Anggaplah, Agnez “salah ngomong”, maka itu tidak ada artinya dengan begitu banyak publikasi nama Indonesia seiring dengan popularitasnya di panggung internasional. Saya rasa dia tidak mungkin mengabaikan identitas keindonesiaan yang disandangnya sejak kecil hingga berkarier sebagai penyanyi. Rasanya tidak adil jika dia dihukumi hanya karena satu atau dua pernyataan.
Marilah kita melihat Agnez sebagai perjalanan panjang. Apa pun yang dilakukannya akan selalu dianggap salah. Dulu, dia dicaci tidak pantas berada di panggung internasional sebab dirinya terlalu Indonesia.
Saya masih ingat persis. Di tahun 2010, dia mendapat kehormatan sebagai presenter di ajang American Music Awards (AMA). Perempuan yang berprofesi sebagai penyanyi itu tampak kikuk dan hanya bisa cengengesan.
Banyak orang yang mengatakan bahwa bahasa Inggrisnya masih belum memadai untuk tampil di acara sekelas itu. Dia grogi, demam panggung, dan lebih banyak diam serta tersenyum. Di media sosial, dia menjadi bulan-bulanan sebab bahasa Inggrisnya payah. Dia dianggap terlalu Indonesia, kurang menginternasional.
Namun pada situs-situs berbahasa asing, komentar tentang dirinya selalu positif.

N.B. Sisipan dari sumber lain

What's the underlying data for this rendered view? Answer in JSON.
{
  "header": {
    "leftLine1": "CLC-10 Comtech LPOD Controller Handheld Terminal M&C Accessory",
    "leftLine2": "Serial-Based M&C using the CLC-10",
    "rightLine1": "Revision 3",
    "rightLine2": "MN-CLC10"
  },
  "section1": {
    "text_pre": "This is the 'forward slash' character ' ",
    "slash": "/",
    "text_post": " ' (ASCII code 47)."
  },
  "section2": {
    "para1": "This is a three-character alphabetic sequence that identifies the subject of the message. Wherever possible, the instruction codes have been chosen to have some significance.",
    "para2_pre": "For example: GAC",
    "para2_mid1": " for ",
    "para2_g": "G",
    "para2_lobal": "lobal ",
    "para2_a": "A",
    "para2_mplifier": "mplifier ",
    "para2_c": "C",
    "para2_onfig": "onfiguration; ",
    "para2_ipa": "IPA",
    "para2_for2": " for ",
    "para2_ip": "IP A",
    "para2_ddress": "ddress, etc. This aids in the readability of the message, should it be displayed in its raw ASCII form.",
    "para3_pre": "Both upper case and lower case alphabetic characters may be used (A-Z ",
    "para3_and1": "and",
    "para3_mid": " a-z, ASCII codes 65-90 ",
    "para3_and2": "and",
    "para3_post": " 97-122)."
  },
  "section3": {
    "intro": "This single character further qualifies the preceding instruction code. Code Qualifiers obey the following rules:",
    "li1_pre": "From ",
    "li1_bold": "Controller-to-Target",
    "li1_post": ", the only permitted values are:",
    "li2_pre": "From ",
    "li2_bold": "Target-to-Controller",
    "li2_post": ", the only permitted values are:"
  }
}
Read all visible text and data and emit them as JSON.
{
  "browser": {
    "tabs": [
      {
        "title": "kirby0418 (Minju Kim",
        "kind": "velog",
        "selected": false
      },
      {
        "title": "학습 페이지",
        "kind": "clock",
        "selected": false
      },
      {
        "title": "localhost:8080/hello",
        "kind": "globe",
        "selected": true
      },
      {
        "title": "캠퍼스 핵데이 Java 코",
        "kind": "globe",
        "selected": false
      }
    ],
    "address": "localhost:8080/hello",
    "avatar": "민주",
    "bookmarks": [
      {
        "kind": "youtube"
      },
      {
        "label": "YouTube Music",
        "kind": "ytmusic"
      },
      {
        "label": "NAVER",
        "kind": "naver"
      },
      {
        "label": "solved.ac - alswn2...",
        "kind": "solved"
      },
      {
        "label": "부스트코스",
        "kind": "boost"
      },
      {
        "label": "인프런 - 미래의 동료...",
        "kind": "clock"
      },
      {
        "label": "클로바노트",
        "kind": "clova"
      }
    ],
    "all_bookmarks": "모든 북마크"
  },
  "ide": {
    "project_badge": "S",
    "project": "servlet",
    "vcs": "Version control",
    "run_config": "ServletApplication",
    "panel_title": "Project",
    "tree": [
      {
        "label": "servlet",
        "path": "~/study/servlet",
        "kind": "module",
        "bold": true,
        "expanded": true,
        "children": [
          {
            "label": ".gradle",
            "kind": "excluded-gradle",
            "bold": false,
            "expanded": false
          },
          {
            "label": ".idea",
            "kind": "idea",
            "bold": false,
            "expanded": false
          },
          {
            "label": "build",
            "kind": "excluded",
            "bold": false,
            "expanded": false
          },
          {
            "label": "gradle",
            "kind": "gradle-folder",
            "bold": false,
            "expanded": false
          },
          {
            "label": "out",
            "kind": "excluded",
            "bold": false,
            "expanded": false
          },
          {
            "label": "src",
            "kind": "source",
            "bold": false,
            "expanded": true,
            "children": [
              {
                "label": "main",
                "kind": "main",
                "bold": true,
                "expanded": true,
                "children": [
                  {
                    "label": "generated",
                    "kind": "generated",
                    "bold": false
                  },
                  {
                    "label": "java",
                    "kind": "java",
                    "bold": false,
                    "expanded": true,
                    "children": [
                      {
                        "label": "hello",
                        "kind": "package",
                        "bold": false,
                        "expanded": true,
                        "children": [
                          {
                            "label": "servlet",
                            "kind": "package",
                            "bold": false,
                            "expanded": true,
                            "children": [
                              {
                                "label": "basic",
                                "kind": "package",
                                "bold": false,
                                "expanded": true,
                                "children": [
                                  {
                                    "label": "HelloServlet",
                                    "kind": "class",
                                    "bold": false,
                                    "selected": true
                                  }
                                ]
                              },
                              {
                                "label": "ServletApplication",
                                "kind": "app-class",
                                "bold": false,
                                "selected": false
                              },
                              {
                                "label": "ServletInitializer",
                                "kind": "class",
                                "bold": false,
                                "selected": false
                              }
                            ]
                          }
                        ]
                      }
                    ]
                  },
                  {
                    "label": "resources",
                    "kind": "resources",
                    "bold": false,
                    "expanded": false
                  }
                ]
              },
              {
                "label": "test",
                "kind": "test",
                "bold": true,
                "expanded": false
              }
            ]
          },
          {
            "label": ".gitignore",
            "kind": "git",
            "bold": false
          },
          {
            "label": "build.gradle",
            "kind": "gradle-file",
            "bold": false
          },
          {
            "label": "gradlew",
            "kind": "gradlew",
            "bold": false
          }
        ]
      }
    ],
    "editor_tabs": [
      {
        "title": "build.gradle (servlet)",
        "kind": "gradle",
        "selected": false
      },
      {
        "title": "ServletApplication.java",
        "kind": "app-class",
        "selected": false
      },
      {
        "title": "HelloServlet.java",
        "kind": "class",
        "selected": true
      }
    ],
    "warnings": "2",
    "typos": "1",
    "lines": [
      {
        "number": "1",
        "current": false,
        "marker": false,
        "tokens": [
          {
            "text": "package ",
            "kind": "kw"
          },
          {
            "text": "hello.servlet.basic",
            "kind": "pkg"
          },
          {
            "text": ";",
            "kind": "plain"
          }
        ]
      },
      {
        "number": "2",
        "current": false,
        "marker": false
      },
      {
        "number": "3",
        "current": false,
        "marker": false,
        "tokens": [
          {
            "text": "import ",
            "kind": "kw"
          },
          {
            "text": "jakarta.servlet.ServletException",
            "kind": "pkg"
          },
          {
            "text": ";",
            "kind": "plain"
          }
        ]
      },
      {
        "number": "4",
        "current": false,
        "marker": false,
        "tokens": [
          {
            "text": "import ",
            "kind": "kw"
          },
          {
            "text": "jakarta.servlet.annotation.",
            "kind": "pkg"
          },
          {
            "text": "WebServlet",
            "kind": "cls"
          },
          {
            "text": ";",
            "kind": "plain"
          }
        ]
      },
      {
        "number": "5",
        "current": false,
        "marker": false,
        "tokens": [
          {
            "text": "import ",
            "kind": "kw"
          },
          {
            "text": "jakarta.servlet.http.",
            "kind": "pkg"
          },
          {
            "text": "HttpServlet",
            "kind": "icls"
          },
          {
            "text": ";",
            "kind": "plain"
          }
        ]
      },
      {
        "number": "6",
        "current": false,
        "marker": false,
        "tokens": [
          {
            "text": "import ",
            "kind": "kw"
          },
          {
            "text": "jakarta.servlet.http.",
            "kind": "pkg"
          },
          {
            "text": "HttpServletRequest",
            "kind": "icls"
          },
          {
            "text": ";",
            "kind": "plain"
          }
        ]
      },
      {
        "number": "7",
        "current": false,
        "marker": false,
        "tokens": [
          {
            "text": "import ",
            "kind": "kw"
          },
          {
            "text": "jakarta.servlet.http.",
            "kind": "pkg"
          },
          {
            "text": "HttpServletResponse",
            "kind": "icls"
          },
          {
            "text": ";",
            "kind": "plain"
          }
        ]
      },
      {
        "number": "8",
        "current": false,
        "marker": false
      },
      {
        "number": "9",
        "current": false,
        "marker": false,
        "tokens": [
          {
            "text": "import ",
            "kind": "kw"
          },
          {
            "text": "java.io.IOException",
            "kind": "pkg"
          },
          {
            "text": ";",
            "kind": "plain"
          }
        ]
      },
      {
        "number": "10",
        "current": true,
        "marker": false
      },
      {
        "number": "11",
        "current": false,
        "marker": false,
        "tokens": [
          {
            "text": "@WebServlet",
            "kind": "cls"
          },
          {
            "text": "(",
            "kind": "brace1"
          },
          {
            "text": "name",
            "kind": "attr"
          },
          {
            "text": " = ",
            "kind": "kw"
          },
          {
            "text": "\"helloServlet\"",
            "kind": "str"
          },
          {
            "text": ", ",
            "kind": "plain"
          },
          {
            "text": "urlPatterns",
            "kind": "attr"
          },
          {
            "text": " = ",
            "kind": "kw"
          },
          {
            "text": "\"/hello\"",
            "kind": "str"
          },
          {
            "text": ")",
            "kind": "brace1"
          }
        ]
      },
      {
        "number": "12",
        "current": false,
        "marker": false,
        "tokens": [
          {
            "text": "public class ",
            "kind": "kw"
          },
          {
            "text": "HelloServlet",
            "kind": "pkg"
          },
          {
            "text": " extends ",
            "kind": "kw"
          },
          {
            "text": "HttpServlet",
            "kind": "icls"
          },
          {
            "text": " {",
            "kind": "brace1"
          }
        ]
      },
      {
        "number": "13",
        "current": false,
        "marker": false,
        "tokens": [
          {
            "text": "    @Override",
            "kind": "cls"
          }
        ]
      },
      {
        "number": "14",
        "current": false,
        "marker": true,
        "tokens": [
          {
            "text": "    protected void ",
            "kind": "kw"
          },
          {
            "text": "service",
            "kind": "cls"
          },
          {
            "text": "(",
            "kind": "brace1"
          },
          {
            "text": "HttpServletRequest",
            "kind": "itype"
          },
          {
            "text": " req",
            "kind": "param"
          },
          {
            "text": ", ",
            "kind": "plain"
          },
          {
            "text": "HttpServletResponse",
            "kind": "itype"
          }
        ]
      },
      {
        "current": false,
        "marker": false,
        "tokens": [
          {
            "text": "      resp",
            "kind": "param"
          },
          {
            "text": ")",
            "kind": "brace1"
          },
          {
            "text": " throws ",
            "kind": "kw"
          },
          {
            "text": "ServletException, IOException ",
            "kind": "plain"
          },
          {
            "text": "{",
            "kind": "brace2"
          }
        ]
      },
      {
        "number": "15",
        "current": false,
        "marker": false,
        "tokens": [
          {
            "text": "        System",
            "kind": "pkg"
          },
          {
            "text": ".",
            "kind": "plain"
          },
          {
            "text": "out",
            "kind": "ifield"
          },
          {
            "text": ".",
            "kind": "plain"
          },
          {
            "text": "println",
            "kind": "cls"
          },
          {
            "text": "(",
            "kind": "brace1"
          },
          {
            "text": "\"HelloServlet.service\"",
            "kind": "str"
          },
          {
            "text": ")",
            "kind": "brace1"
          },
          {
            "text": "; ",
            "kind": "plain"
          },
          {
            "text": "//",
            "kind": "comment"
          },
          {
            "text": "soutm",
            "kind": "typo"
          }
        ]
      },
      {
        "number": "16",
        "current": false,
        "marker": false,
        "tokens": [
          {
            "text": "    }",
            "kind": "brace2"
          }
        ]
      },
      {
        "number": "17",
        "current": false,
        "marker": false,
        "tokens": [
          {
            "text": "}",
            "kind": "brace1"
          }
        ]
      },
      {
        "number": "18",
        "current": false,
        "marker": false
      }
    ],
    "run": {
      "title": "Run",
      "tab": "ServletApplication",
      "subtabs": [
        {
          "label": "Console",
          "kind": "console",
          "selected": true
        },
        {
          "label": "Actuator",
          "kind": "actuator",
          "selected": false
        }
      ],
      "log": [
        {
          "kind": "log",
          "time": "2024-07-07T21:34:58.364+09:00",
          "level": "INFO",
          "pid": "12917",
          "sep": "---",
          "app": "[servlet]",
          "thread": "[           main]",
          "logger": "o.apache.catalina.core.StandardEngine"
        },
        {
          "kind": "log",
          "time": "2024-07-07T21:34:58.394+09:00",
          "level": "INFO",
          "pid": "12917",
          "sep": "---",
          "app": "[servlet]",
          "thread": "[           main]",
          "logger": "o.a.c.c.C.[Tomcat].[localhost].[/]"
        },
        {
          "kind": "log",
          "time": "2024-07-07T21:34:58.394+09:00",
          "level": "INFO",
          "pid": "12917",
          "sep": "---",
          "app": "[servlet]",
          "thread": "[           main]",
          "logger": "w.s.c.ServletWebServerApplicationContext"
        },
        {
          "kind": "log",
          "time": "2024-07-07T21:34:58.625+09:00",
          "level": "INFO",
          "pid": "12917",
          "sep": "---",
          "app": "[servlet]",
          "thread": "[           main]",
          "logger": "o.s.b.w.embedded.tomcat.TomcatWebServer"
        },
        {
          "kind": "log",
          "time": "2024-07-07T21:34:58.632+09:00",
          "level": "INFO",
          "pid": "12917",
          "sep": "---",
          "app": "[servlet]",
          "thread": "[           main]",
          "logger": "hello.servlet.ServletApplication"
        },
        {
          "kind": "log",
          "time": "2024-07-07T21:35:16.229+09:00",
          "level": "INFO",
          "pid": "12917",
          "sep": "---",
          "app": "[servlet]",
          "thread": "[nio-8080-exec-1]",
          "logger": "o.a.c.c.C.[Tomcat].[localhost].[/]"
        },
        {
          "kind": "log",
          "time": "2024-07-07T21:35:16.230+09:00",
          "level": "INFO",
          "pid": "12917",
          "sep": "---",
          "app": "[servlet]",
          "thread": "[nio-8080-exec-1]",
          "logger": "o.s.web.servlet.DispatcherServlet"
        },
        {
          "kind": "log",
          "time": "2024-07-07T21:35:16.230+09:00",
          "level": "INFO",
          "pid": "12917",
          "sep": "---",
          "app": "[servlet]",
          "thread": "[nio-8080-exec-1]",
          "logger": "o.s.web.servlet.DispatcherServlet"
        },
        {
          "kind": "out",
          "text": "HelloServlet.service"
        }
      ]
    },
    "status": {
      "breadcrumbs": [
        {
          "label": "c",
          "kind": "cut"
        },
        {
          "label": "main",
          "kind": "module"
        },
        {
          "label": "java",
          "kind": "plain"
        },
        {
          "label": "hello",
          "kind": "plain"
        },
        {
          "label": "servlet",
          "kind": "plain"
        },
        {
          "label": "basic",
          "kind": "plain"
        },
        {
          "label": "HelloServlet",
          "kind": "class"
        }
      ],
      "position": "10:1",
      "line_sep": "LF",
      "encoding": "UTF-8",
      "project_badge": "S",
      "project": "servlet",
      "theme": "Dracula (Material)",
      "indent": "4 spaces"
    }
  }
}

Agnez disebut sebagai fenomena baru. Situs globalgrind.com menyebut, bahwa meskipun Indonesia adalah negeri dengan kepadatan penduduk keempat dunia dan minim penyanyi di panggung dunia, Agnez bisa tampil di Amerika Serikat (AS) dan bekerja sama dengan produser hebat Timbaland. Kolaborasi mereka telah menelurkan album “Coke Bottle.”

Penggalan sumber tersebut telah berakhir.